Good questions and good thinking.
You don't say how you are going to "do" the G, by liveaboard or land based, but largely the answer is the same.
Be prepared for:
1) Small boat back rolls upon countdown command
2) Immediate descent bordering on negative entry
3) Lateral (sideways) current and how to play it, ducking behind boulders, etc
4) Possible hand-over-hand crawling (it's all lava rock, but did you bring heavy gloves/)
5) Vertical Currents (Downwellings/upwellings)
6) Shooting your safety sausage from 25' and hanging on a line at 15fsw, wait for pick up
7) Taking gear off and handing up to DM
8) Going up less than ideal ladder
9) Seasickness (if a liveaboard)
10) The potential of spending quite some protracted period adrift. This is unlikely, and many ops have added beacons, but this does not obviate the need for this exercise and learning experience. Previsualize spending 12 hours in the drink. What would you do, and when would you do it.
You want reassurances? There are none.
You want real world advice? Go to Speyside in Tobago.
My SO decided she wanted to go to Galloping Pogos. OK, fine, follow me.
She first logged 100 or so in the calm waters around Roatan in the most ideal of conditions and boats.
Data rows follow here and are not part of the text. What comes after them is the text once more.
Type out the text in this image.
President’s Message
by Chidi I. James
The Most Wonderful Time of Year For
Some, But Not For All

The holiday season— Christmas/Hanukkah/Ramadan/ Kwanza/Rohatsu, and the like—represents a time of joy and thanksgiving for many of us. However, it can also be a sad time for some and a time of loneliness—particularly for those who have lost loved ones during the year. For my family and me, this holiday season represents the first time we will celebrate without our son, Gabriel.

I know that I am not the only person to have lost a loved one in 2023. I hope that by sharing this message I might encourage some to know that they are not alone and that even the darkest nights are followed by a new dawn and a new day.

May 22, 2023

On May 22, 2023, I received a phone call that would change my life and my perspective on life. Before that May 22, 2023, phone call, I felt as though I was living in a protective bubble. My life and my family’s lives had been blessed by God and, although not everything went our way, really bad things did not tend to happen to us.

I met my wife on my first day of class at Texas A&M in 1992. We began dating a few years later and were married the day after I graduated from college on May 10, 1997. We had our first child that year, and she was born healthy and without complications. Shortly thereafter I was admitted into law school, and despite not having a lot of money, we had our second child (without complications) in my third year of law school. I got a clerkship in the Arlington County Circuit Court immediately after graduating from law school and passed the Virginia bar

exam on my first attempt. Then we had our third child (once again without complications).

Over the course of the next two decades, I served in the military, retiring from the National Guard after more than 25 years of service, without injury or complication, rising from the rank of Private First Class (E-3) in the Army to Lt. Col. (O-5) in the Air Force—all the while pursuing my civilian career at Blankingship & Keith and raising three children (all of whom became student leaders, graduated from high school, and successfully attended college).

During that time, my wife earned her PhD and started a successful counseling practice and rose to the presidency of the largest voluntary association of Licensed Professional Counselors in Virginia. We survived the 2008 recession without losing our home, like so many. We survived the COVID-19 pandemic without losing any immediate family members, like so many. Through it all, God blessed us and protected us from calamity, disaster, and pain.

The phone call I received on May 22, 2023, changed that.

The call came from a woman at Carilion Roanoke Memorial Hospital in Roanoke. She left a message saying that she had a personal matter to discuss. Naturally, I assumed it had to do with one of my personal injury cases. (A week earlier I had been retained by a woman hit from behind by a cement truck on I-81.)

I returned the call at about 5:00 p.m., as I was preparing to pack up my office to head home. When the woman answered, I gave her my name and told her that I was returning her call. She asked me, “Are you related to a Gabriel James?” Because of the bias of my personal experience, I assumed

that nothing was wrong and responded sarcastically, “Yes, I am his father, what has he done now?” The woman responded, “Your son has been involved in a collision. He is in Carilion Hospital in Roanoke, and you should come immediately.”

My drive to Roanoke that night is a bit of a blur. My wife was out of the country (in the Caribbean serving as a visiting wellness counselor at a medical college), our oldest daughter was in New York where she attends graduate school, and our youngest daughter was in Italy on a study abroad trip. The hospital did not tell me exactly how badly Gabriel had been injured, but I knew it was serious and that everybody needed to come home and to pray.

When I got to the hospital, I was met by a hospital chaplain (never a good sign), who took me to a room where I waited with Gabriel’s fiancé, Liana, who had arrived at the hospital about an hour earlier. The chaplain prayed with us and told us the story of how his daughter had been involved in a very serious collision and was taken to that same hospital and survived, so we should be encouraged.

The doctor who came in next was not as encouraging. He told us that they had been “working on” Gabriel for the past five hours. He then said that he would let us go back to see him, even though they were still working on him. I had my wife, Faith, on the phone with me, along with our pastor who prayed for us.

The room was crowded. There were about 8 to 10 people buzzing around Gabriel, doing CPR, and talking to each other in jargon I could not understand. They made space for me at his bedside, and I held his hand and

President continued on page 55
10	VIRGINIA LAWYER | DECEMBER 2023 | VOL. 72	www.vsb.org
Then we went off to Tobago so she could get a taste of Galapagos Lite. She logged 35 dives there on several small boats in way less than ideal physical infrastructure. Rickety wooden ladders, small boat recovery, doffing her gear and passing it up, negative entries, shooting her marker from depth and practicing surface survival techniques. These included alternative signalling methods, dropping weights, dropping tank, maintaining body temp and more. Forewarned is forearmed.
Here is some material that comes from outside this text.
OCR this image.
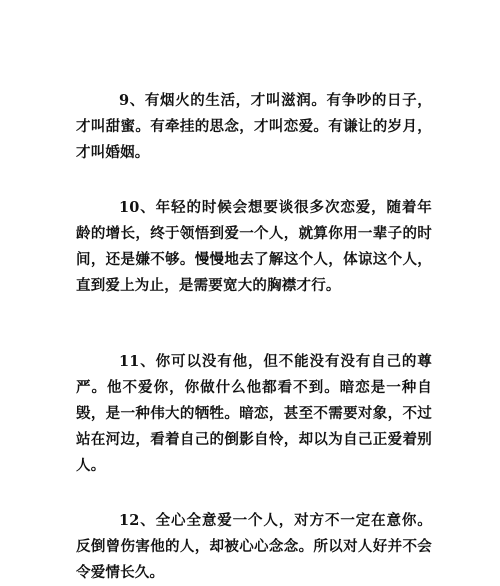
9、有烟火的生活，才叫滋润。有争吵的日子，才叫甜蜜。有牵挂的思念，才叫恋爱。有谦让的岁月，才叫婚姻。

10、年轻的时候会想要谈很多次恋爱，随着年龄的增长，终于领悟到爱一个人，就算你用一辈子的时间，还是嫌不够。慢慢地去了解这个人，体谅这个人，直到爱上为止，是需要宽大的胸襟才行。

11、你可以没有他，但不能没有没有自己的尊严。他不爱你，你做什么他都看不到。暗恋是一种自毁，是一种伟大的牺牲。暗恋，甚至不需要对象，不过站在河边，看着自己的倒影自怜，却以为自己正爱着别人。

12、全心全意爱一个人，对方不一定在意你。反倒曾伤害他的人，却被心心念念。所以对人好并不会令爱情长久。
In Tobago, she learned lateral currents. She also learned to ask the DM questions and pay attention to the answers.
In Tobago she handled a pretty stiff downcurrent quite well several times and got more proficient throughout the week. She did such dives as Heart Attack, Japaneese Gardens and African Express. Then she stepped up to Washing Machine and aced it.
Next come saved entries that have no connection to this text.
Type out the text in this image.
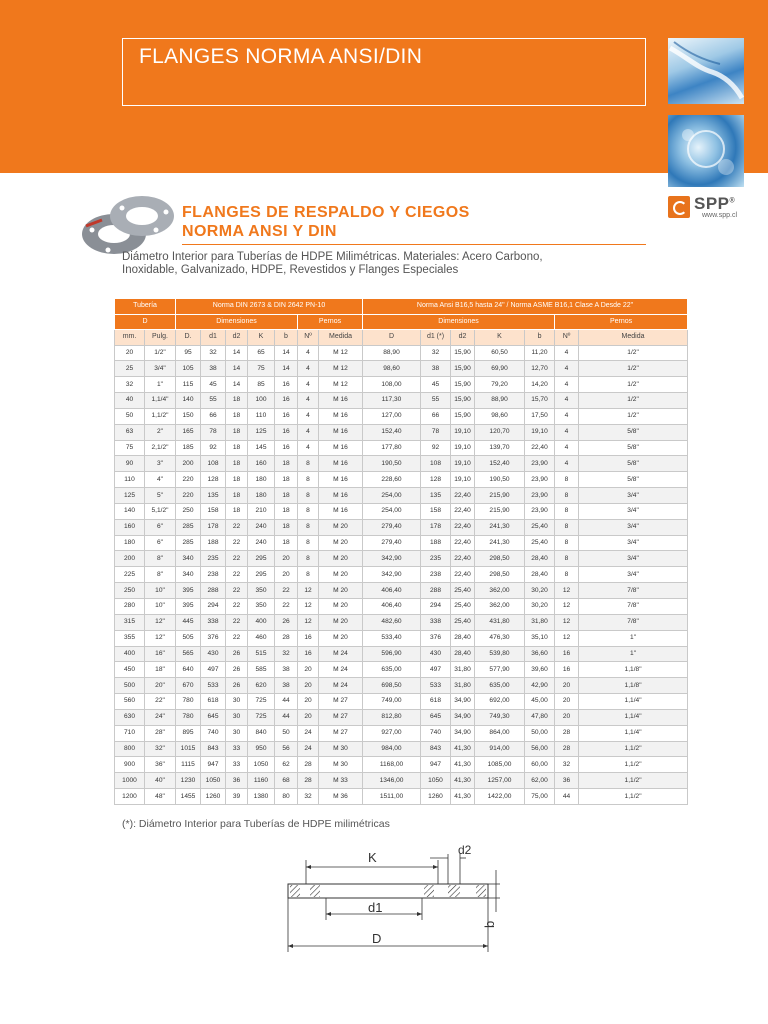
FLANGES NORMA ANSI/DIN
SPP®
www.spp.cl
FLANGES DE RESPALDO Y CIEGOS
NORMA ANSI Y DIN
Diámetro Interior para Tuberías de HDPE Milimétricas. Materiales: Acero Carbono,
Inoxidable, Galvanizado, HDPE, Revestidos y Flanges Especiales
Tubería		Norma DIN 2673 & DIN 2642 PN-10							Norma Ansi B16,5 hasta 24" / Norma ASME B16,1 Clase A Desde 22"						
D		Dimensiones					Pernos		Dimensiones					Pernos	
mm.	Pulg.	D.	d1	d2	K	b	Nº	Medida	D	d1 (*)	d2	K	b	Nº	Medida
20	1/2"	95	32	14	65	14	4	M 12	88,90	32	15,90	60,50	11,20	4	1/2"
25	3/4"	105	38	14	75	14	4	M 12	98,60	38	15,90	69,90	12,70	4	1/2"
32	1"	115	45	14	85	16	4	M 12	108,00	45	15,90	79,20	14,20	4	1/2"
40	1,1/4"	140	55	18	100	16	4	M 16	117,30	55	15,90	88,90	15,70	4	1/2"
50	1,1/2"	150	66	18	110	16	4	M 16	127,00	66	15,90	98,60	17,50	4	1/2"
63	2"	165	78	18	125	16	4	M 16	152,40	78	19,10	120,70	19,10	4	5/8"
75	2,1/2"	185	92	18	145	16	4	M 16	177,80	92	19,10	139,70	22,40	4	5/8"
90	3"	200	108	18	160	18	8	M 16	190,50	108	19,10	152,40	23,90	4	5/8"
110	4"	220	128	18	180	18	8	M 16	228,60	128	19,10	190,50	23,90	8	5/8"
125	5"	220	135	18	180	18	8	M 16	254,00	135	22,40	215,90	23,90	8	3/4"
140	5,1/2"	250	158	18	210	18	8	M 16	254,00	158	22,40	215,90	23,90	8	3/4"
160	6"	285	178	22	240	18	8	M 20	279,40	178	22,40	241,30	25,40	8	3/4"
180	6"	285	188	22	240	18	8	M 20	279,40	188	22,40	241,30	25,40	8	3/4"
200	8"	340	235	22	295	20	8	M 20	342,90	235	22,40	298,50	28,40	8	3/4"
225	8"	340	238	22	295	20	8	M 20	342,90	238	22,40	298,50	28,40	8	3/4"
250	10"	395	288	22	350	22	12	M 20	406,40	288	25,40	362,00	30,20	12	7/8"
280	10"	395	294	22	350	22	12	M 20	406,40	294	25,40	362,00	30,20	12	7/8"
315	12"	445	338	22	400	26	12	M 20	482,60	338	25,40	431,80	31,80	12	7/8"
355	12"	505	376	22	460	28	16	M 20	533,40	376	28,40	476,30	35,10	12	1"
400	16"	565	430	26	515	32	16	M 24	596,90	430	28,40	539,80	36,60	16	1"
450	18"	640	497	26	585	38	20	M 24	635,00	497	31,80	577,90	39,60	16	1,1/8"
500	20"	670	533	26	620	38	20	M 24	698,50	533	31,80	635,00	42,90	20	1,1/8"
560	22"	780	618	30	725	44	20	M 27	749,00	618	34,90	692,00	45,00	20	1,1/4"
630	24"	780	645	30	725	44	20	M 27	812,80	645	34,90	749,30	47,80	20	1,1/4"
710	28"	895	740	30	840	50	24	M 27	927,00	740	34,90	864,00	50,00	28	1,1/4"
800	32"	1015	843	33	950	56	24	M 30	984,00	843	41,30	914,00	56,00	28	1,1/2"
900	36"	1115	947	33	1050	62	28	M 30	1168,00	947	41,30	1085,00	60,00	32	1,1/2"
1000	40"	1230	1050	36	1160	68	28	M 33	1346,00	1050	41,30	1257,00	62,00	36	1,1/2"
1200	48"	1455	1260	39	1380	80	32	M 36	1511,00	1260	41,30	1422,00	75,00	44	1,1/2"
(*): Diámetro Interior para Tuberías de HDPE milimétricas
K	d2
d1
b
D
On her first downcurrent dive in the G, she was apparently enraptured with the Hammerheads below us at Gordon's Rocks. Luckily, a DM from Scuba Iguana grabbed her as she descended through 100fsw. Hate to train a new one.
So, go and train. If you want realistic conditions, try Tobago first. It's no guarantee of success, but with your logical quest for preparedness, it will assist in your path.